Camila se llevó una mano al vientre y gimió.
"¡Oh! ¡Siento un dolor agudo! ¡Es ella, Ricardo, está tratando de hacerme daño a mí y al bebé con su magia!".
Ricardo se volvió hacia mí, con los ojos inyectados en sangre.
"¡Confiesa!", rugió. "¡Confiesa que eres una bruja!".
"¡No! ¡Nunca!", grité, la desesperación haciéndome desafiante.
"¡Sujétenla!", ordenó Ricardo.
Dos sirvientas, que habían estado observando aterradas desde una esquina, se adelantaron y me agarraron por los brazos, presionándome contra el suelo. Luché, pero estaba débil y superada en número. El "Gurú" sacó un papel y un tintero. Era una confesión ya escrita, detallando crímenes de brujería y adulterio que nunca cometí.
"Firma esto, Sofía", dijo Ricardo, su voz era una amenaza mortal. "Firma y admite tus pecados, y quizás tenga piedad".
"Prefiero morir", respondí entre dientes.
La cara de Ricardo se ensombreció. Se inclinó hasta que su aliento fétido golpeó mi cara.
"Tal vez no te importa morir", susurró, "pero, ¿qué hay de tu amigo? ¿Diego? Tengo hombres vigilando su pequeño estudio de arte. Una palabra mía, y puede tener un... desafortunado accidente. Un incendio, tal vez. Es tan fácil que esas cosas pasen".
El mundo se detuvo. Diego. Mi único amigo, la única persona que se había preocupado por mí. No podía permitir que le hicieran daño por mi culpa. Era inocente. La lucha se desvaneció de mi cuerpo. Me quedé flácida en los brazos de las sirvientas.
Las lágrimas corrían libremente por mi rostro, lágrimas de derrota, de amor y de sacrificio. Miré el papel, la confesión de crímenes que no eran míos. Miré a Ricardo, al monstruo en que se había convertido. Miré a Camila, a la víbora que sonreía triunfante.
Mi elección estaba hecha.
"Dame la pluma", dije, con la voz vacía de toda emoción.

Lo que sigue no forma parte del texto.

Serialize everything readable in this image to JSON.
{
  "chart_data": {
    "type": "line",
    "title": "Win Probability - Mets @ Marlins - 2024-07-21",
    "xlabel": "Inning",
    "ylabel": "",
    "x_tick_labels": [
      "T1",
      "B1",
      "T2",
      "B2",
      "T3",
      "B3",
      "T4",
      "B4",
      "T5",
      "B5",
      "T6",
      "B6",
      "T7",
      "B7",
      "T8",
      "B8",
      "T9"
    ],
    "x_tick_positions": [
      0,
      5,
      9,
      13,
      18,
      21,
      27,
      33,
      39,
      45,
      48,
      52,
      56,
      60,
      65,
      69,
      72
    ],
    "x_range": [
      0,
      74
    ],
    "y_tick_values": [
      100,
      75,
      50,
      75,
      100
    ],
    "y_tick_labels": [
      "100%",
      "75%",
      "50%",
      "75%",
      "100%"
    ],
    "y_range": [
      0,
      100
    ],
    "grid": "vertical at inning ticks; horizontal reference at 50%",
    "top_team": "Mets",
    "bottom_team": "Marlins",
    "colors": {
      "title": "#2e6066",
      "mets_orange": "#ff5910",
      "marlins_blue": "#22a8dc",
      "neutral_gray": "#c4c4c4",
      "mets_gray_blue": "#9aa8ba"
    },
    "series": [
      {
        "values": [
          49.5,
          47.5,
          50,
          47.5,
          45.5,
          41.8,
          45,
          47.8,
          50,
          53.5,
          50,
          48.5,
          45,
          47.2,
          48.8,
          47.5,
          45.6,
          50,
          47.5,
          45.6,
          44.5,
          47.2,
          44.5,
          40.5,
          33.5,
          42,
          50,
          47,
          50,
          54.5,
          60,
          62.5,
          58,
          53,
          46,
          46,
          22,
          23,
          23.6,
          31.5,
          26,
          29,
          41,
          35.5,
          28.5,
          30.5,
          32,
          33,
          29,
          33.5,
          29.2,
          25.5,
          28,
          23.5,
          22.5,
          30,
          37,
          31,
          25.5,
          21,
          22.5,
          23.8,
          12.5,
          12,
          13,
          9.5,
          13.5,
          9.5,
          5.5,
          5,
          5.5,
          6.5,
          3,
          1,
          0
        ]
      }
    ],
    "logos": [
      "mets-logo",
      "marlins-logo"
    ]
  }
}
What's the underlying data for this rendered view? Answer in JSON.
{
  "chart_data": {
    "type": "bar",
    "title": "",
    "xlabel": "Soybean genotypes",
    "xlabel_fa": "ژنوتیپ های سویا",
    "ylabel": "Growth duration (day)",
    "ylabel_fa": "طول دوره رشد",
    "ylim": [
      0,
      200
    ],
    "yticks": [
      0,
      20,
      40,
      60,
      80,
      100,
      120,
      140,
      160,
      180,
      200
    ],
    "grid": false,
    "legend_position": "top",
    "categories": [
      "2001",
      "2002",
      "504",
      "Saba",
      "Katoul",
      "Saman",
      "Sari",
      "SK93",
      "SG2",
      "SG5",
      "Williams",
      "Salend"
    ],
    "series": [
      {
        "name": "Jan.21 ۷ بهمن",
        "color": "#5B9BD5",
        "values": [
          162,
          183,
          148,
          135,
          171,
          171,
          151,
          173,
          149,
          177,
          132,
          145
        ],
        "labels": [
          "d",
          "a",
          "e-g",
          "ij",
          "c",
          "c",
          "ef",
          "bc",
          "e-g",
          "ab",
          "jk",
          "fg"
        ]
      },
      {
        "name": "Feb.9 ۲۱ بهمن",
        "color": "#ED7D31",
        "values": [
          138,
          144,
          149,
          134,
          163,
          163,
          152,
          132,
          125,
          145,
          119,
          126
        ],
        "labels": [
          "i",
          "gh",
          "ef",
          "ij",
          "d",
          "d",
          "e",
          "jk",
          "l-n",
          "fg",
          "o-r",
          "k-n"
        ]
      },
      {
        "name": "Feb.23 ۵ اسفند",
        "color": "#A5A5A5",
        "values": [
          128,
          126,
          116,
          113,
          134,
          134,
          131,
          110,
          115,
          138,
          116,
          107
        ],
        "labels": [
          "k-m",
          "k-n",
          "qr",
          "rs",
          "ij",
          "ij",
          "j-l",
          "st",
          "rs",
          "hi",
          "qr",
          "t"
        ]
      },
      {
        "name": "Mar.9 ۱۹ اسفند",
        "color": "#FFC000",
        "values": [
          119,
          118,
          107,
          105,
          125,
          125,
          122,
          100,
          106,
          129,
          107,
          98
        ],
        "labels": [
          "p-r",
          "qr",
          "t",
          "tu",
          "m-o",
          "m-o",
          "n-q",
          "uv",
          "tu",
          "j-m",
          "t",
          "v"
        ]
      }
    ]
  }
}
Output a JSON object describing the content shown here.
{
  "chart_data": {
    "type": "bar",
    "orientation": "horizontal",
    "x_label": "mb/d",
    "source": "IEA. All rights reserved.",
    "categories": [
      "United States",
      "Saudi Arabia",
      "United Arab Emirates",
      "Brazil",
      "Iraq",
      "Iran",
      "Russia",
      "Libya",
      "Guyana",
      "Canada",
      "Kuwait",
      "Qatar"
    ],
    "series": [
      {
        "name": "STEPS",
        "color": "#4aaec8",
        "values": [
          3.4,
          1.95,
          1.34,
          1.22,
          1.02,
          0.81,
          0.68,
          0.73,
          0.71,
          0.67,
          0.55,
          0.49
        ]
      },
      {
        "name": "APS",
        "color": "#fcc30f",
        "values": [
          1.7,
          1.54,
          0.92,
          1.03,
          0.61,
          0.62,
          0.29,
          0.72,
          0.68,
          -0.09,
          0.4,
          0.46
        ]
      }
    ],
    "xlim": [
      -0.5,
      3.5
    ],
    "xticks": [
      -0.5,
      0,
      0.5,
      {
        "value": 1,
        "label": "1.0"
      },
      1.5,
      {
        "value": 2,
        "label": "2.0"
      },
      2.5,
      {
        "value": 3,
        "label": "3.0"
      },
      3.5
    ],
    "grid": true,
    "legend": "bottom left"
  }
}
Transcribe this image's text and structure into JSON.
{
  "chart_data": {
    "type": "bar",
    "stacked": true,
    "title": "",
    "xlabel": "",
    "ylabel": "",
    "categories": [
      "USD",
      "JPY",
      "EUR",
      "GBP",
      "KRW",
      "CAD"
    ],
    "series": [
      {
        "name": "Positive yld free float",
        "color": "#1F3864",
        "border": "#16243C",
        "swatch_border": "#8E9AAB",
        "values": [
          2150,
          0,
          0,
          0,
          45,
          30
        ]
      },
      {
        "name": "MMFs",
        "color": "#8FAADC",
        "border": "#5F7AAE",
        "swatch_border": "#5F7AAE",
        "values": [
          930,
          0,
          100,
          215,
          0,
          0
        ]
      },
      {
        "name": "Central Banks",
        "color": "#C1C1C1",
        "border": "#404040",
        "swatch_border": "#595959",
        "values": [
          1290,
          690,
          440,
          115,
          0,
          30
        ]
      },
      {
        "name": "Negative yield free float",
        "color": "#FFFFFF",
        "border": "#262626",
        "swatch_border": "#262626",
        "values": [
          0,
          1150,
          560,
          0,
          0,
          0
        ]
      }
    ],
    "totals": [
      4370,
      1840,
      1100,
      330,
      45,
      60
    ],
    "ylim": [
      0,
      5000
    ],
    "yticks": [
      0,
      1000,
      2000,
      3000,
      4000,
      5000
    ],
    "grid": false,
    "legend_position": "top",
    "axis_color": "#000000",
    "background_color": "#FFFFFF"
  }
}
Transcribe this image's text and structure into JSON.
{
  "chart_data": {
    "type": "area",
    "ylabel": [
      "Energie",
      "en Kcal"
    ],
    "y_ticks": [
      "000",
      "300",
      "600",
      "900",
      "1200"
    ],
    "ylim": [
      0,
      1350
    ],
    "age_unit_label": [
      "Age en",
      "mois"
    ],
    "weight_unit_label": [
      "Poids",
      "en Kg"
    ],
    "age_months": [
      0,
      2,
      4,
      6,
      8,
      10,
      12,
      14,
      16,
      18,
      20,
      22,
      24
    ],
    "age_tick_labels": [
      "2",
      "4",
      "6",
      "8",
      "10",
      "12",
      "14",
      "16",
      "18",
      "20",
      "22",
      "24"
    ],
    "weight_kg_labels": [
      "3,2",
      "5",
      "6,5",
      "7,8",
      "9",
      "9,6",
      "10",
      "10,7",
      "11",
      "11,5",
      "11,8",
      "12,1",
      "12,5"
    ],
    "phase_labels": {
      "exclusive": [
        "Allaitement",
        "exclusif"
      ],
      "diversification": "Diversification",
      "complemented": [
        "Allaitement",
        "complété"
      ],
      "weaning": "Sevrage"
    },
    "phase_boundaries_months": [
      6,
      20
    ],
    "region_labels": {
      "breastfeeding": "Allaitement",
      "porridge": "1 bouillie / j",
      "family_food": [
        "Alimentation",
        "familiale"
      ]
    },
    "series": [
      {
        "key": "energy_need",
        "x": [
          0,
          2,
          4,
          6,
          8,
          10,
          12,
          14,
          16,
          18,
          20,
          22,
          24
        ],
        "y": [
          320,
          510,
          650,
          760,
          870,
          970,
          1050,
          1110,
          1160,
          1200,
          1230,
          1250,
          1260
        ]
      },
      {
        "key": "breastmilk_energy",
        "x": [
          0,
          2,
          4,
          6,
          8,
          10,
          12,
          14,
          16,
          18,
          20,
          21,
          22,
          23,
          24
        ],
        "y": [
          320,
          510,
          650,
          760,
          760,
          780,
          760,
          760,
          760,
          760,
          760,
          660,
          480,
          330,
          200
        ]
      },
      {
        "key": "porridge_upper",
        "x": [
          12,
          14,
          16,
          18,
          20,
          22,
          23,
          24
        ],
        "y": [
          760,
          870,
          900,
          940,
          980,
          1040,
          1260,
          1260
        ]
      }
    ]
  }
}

El "Gurú" me la entregó. Con mi mano derecha, mojé la punta en la tinta. Ricardo me puso el papel delante. Me obligaron a arrodillarme sobre el suelo frío, con las sirvientas todavía sujetándome. Con la mano temblando, presioné mi pulgar entintado sobre el papel, dejando una mancha oscura al final del documento. Mi huella digital. Mi sentencia de muerte.
En el momento en que lo hice, sentí que algo dentro de mí se apagaba para siempre. La Sofía que una vez existió, la que amaba, la que soñaba, había muerto en ese salón, arrodillada sobre los restos de su corazón de jade.